Au moment de la libération des camps nazis, les chefs militaires alliés forcent la population locale à visiter les lieux. « Des femmes s’évanouirent, raconte Margaret Bourke-White, photojournaliste pour le magazine américain Life. Les hommes couvraient leur visage avec leurs mains et détournaient le regard. Quand les civils répétèrent encore : «Nous ne savions pas!», les détenus libérés s’écrièrent avec fureur: «Vous saviez!» » Le même genre de scène se répète à Ohrdruf (Allemagne). Après sa visite forcée de ce camp de la mort en avril 1945, le maire de la ville, Albert Schneider, se suicide avec sa femme. Choc de l’horreur ? Peur de représailles ? « Les civils allemands peuvent alors difficilement ignorer l’existence des camps nazis voisins, estime Frédérique Neau- Dufour. Ne serait-ce que parce qu’ils voient, pendant la guerre, les convois de déportés arriver et ne jamais repartir, ainsi qu’une épaisse fumée noire nauséabonde s’échapper des fours crématoires.» Lors du procès de Nuremberg, une rescapée d’Auschwitz multiplie les arguments: « Il y a eu une politique de libération des détenues de droit commun et des asociales allemandes pour les envoyer comme maind’œuvre dans les usines, témoigne-t-elle. […] Ces femmes sortaient [de ces camps] et il est difficile de croire qu’elles n’ont jamais parlé. »
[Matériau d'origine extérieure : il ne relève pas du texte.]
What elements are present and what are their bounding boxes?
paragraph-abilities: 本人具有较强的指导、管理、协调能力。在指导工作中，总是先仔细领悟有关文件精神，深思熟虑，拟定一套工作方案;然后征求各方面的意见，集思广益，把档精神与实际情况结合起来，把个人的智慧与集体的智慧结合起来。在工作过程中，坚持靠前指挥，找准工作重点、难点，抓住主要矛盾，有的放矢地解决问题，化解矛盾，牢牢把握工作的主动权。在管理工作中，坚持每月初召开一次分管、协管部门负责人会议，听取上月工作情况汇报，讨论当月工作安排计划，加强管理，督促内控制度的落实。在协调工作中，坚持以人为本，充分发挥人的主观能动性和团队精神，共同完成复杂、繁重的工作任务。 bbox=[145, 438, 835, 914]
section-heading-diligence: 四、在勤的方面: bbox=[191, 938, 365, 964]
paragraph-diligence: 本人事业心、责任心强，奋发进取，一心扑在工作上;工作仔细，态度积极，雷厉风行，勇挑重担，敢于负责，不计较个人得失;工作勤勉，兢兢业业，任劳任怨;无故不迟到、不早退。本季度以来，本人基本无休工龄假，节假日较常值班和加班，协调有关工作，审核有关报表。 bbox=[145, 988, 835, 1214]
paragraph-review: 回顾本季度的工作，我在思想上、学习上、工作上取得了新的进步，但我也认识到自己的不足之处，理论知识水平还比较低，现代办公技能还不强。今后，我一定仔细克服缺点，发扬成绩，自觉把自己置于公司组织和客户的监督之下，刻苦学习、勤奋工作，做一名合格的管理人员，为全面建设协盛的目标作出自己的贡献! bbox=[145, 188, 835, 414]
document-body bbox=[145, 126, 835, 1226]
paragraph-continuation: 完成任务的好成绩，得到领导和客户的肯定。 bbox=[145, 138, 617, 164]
9. Bilan : 6 millions de morts et 10 à 12 millions de personnes déportées
En tout, dix à douze millions de personnes ont été détenues dans les camps de concentration et d’extermination nazis, de 1933 à 1945. Le nombre de morts est colossal: près de 6 millions. Dans la plupart des camps de concentration, les détenus, torturés, contraints à des travaux forcés, meurent de faim et d’épuisement. Près de 300 000 déportés périssent lors des évacuations forcées (« marches de la mort ») de janvier à avril 1945.
Parmi les victimes, on compte plus de 5 millions de Juifs (mais ce chiffre englobe aussi les fusillades de masse opérées par les Einsatzgruppen en dehors des camps), soit deux Juifs sur trois en Europe à l’époque. Les sources sont moins fiables sur les Tsiganes, mais on retient généralement que près de 250 000 d’entre eux furent éliminés. Moins de 3,5 % des Juifs de France déportés (soit 2 500 survivants) sont revenus des camps. Pourtant, au lendemain de la guerre, la spécificité juive et tsigane des victimes n’est souvent pas précisée dans la presse. La Shoah n’est pas spécifiée en tant que telle, l’attention étant focalisée sur les résistants, à l’ouest, et sur les martyrs communistes, à l’est.
10. Il y avait plus de 20 000 camps nazis en Europe
Au total, plus de 20 000 camps nazis constellaient l’Europe occupée, chaque unité principale ayant des dizaines de camps annexes. Buchenwald avait, par exemple, quelque 136 camps satellites. Les camps d’extermination se trouvaient tous en Pologne (Birkenau, Sobibor, Treblinka…). Les camps de concentration étaient répartis sur l’ensemble du Reich et des territoires annexés : on en trouvait par exemple à Natzwiller-Struthof (en France), ou à Dora (en Allemagne). D’autres structures étaient des camps de transit, qui servaient à rassembler les déportés avant de les envoyer vers leur destination finale, tels ceux de Drancy, près de Paris, ou de Gurs dans les Pyrénées-Atlantiques.